Voici les versions de la Parabole du fils prodigue pour la quasi totalité du Pays de Born, de Sanguinet à Saint-Julien-en-Born. Leur étude précise est une excellente source de renseignements sur le gascon parlé à une époque où le français commençait à peine à se répandre dans la population. Du Nord au Sud, on voit la progression de l’influence girondine, celle d’un gascon plus francisé, qui arrive déjà, à l’époque, jusqu’à Mimizan. On observe aussi les prémices de la disparition des véritables prétérits, par exemple, au profit des formes francisées venues de la Gironde, du Pays de Buch plus précisément (que hit et que bit pour que hadou(t) et que bedou(t) par exemple. On voit, en presque en direct, le processus de dégasconnisation et de corruption de la langue.
J’ai étudié en détail les presque 60 versions de cette parabole, depuis le Pays de Buch et la Lande girondine jusqu’au Marensin et au Pays morcenais. Mais l’étude pour le seul pays de Born est très parlante puisque notre contrée occupe un espace Nord-Sud tout a fait signifiant quant aux évolutions récentes de notre dialecte landais. En faisant ce travail, on a la confirmation qu’il existait, jusqu’au début du XXème siècle, un gascon très canonique et que cette langue a connu une francisation inexorable à partir de la fin du XIXème siècle. J’ai pu établir ce diagnostic grâce à un travail minutieux sur cette Parabole, sur la langue de Félix Arnaudin, sur l’ALG et aussi grâce à mon enquête personnelle de 1990-1992 qui concerne les derniers locuteurs à peu près compétents.

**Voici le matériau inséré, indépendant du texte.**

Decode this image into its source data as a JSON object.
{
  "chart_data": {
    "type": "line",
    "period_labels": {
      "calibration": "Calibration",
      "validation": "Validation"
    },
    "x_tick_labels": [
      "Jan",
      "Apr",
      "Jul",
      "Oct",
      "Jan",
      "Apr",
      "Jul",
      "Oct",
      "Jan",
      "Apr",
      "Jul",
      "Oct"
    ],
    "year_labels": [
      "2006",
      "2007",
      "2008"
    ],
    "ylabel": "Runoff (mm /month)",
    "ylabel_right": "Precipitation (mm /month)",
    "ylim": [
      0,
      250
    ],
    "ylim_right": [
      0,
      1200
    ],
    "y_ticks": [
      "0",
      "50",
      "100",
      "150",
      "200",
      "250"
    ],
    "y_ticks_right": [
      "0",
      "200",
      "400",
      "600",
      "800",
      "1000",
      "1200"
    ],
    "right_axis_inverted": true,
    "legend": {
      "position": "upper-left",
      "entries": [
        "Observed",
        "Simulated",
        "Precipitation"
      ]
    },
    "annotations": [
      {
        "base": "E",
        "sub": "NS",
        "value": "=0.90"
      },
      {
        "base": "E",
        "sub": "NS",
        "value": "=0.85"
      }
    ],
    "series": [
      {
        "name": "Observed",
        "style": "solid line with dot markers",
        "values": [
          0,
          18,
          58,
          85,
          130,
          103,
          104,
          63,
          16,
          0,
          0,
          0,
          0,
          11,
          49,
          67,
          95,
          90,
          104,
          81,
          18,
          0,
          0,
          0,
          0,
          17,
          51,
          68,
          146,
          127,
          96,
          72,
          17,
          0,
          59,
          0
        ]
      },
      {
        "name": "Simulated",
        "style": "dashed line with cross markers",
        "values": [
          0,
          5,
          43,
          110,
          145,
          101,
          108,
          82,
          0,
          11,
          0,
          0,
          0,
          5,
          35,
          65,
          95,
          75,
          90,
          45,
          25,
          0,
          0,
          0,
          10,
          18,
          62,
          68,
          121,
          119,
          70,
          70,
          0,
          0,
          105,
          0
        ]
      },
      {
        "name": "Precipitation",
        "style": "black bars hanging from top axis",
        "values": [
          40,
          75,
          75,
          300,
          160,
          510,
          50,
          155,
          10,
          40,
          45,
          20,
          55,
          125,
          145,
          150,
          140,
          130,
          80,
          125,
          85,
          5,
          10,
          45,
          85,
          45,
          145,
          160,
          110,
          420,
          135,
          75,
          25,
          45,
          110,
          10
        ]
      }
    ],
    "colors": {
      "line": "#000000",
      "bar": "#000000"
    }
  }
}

L’utilité d’un tel travail est de pouvoir élaborer un standard dialectal pour le Born, et plus largement pour le parler noir (et occidental), qui ne soit pas une trahison de nos parlers vernaculaires et qui évite aussi le piège de l’ultra dialectalisation. Vous constaterez en lisant ces 11 versions que vouloir absolument conserver intact le parler de chaque commune est un obstacle majeur à la transmission de la langue, à sa très éventuelle pérennisation, du fait de l’infinie variété des formes. Je suis en cela en accord total avec Danièl. Aucune langue ne peut être enseignée en respectant une telle variété quasi "idiolectale". Donc, une bonne connaissance et une bonne étude de toutes ces variantes permet l’établissement d’un standard dialectal bien plus fin que celui des normalisateurs occitans, lesquels n’ont généralement aucune connaissance de toutes les subtilités gasconnes, quand ils ont d’ailleurs une connaissance du gascon.
C’est l’esprit qui m’a animé quand j’ai donné ma version standardisée de la parabole, restituant les formes les plus archaïques de ma zone dialectale (elles est en ligne sur le site). Je pense en effet que nous devons restaurer, chaque fois que nous le pouvons, les formes propres au génie gascon du lieu, quand elles sont par chance documentée comme c’est le cas pour la majeure partie des dialectes gascons. S’aligner constamment sur la forme la plus corrompue et francisée, en arguant que c’est comme ça que les vieux disent, est une grave erreur. Les vieux d’aujourd’hui sont nés à la fin des années 20 et dans les années 30, à une époque où le gascon était déjà très altéré. Notre base de travail doit être le gascon parlé par la dernière génération compétente, c’est à dire celle née avant la première guerre mondiale et, encore mieux, celle née avant l’école de Jules Ferry. Ce n’est pas si lointain que ça et ne me semble pas aberrant. Moins aberrant en tout cas que de promouvoir un gascon totalement dénaturé au prétexte que c’est celui que parlent les vieux.